Since were not dead, this question can be written off as sophomoric or corny, our best days may in fact still be ahead. But I wonder if without some prior sense of what is truly beautiful, meaningful, and warm fuzziness incarnate whether we can know true bliss when we finally see it. This is assuming it’s something you can even know when you see it, and not something that only occurs with memory. I was once told in a Sunday Sermon, happiness is predicated on happenings and events, but joy was something internal that had little relation to the outside world. Personally I think real happiness is created when memories generate joy that later events cannot soil or touch.
In one scene Shiori speaks to a young girl who chose Disneyland and a ride on Splash Mountain as her moment, and tells her she is the 40th person to pick that same episode. Later the young girl reconsiders and chooses a moment with her mother doing laundry; a less exciting event, and not one that would come to mind quickly, but one closer to heart. Ultimately Afterlife is a beatific trip down memory lane that asks us questions that most people spend their lives asking themselves; am I happy, am I satisfied, and what are perfection, peace, and bliss? It handles these questions with minimal pretenses, conversationally and without judgment and reminds me of why I watch movies, and why I like sharing the things I love with others. At the end I just wanted to give this film a big hug. I can’t think of any flaws in this or anything I wanted to see but didn’t. Nor anything I felt was out of place, distracting, or insincere. The only objections I could reasonably see are often spoken by the characters themselves, particularly the young man, who thinks the entire system is flawed; what do they do if a baby dies for instance? My own moment (and no I will not tell you nor anyone else) was actually quite “corny”, in fact it was the first time in my life I realized why a certain kind of sentimentality existed. This movie is sentimental for sure, but it’s definitely sincere. If we get lucky in this universe and there is an Afterlife, we would all be very fortunate to find ourselves in movie theaters like these with kind hearted counselors to help us grieve for and accept our lives, and if there isn’t well at least there’s still movies like Afterlife; things worth seeing, things worth talking about, and things worth sharing with each other.
2 comments:
That Aleksandr Medvedkin story is incredible.

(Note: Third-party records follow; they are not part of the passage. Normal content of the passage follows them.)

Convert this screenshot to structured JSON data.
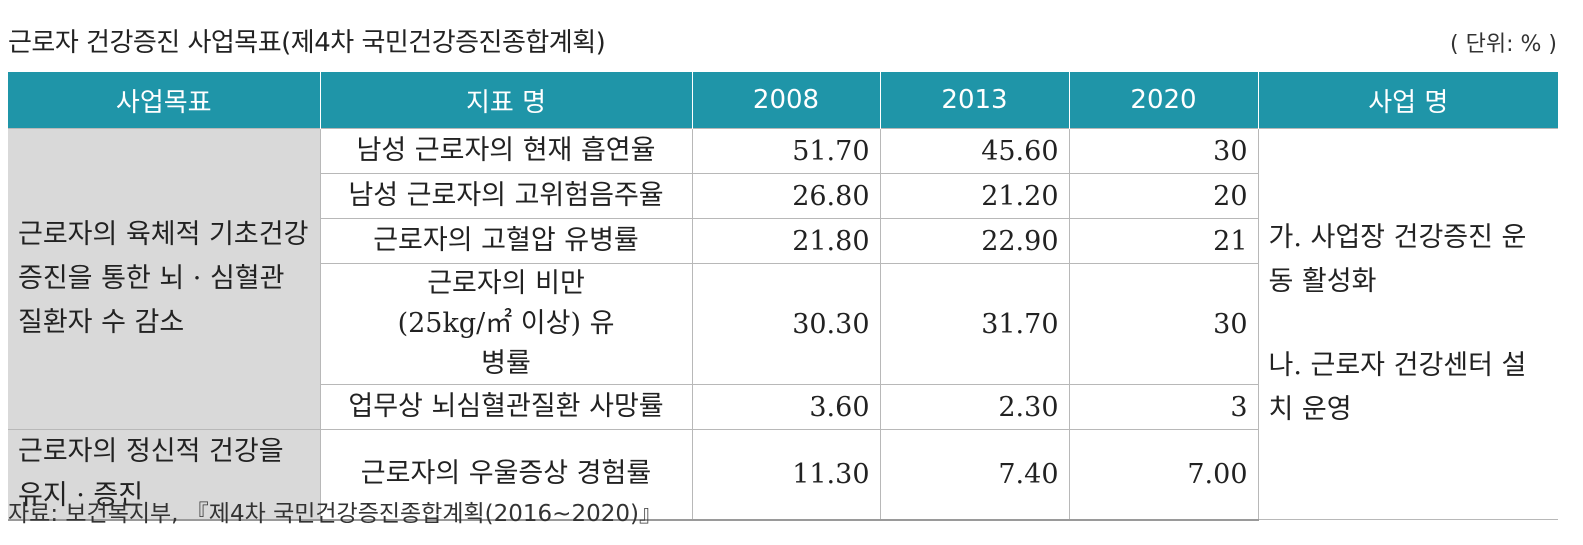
{
  "title": "근로자 건강증진 사업목표(제4차 국민건강증진종합계획)",
  "unit": "( 단위: % )",
  "headers": [
    "사업목표",
    "지표 명",
    "2008",
    "2013",
    "2020",
    "사업 명"
  ],
  "goals": [
    "근로자의 육체적 기초건강 증진을 통한 뇌 · 심혈관 질환자 수 감소",
    "근로자의 정신적 건강을 유지 · 증진"
  ],
  "rows": [
    {
      "indicator": "남성 근로자의 현재 흡연율",
      "v2008": "51.70",
      "v2013": "45.60",
      "v2020": "30"
    },
    {
      "indicator": "남성 근로자의 고위험음주율",
      "v2008": "26.80",
      "v2013": "21.20",
      "v2020": "20"
    },
    {
      "indicator": "근로자의 고혈압 유병률",
      "v2008": "21.80",
      "v2013": "22.90",
      "v2020": "21"
    },
    {
      "indicator": "근로자의 비만 (25kg/㎡ 이상) 유병률",
      "v2008": "30.30",
      "v2013": "31.70",
      "v2020": "30"
    },
    {
      "indicator": "업무상 뇌심혈관질환 사망률",
      "v2008": "3.60",
      "v2013": "2.30",
      "v2020": "3"
    },
    {
      "indicator": "근로자의 우울증상 경험률",
      "v2008": "11.30",
      "v2013": "7.40",
      "v2020": "7.00"
    }
  ],
  "business": [
    "가. 사업장 건강증진 운동 활성화",
    "나. 근로자 건강센터 설치 운영"
  ],
  "source": "자료: 보건복지부, 『제4차 국민건강증진종합계획(2016~2020)』"
}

Anyway, this is some beautiful review Joe. Your loving review of it is as moving the film! I hear every word and the depth of your review reminds me how much is happening in this movie. I hope to revisit it someday *soon*... But it may only be 'someday'.
Thanks for not revealing your moment. That was actually much more interesting.

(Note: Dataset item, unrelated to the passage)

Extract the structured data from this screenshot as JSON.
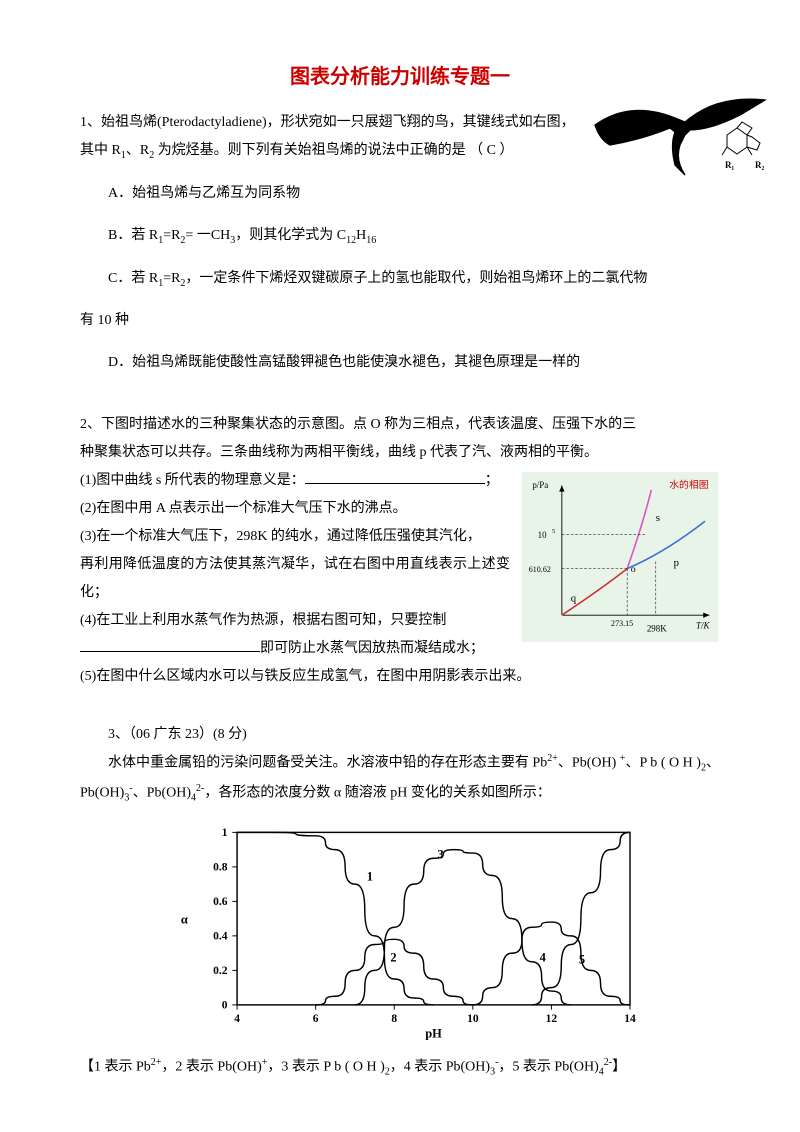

I understand some of the complaints against the film... (It's true also, as you say, that many of the characters file the same complaints.)
This movie still isn't how I would interpret purgatory. However, it's undoubtedly the most original vision of it I've seen yet. Perhaps the brightest one also?
Thanks Karl, I think this is one of the best peices I've written. And no I wouldnt reveal that moment for all the movies in the world. I also wouldnt have watched it as soon as I did had you not included it in your own inagural post.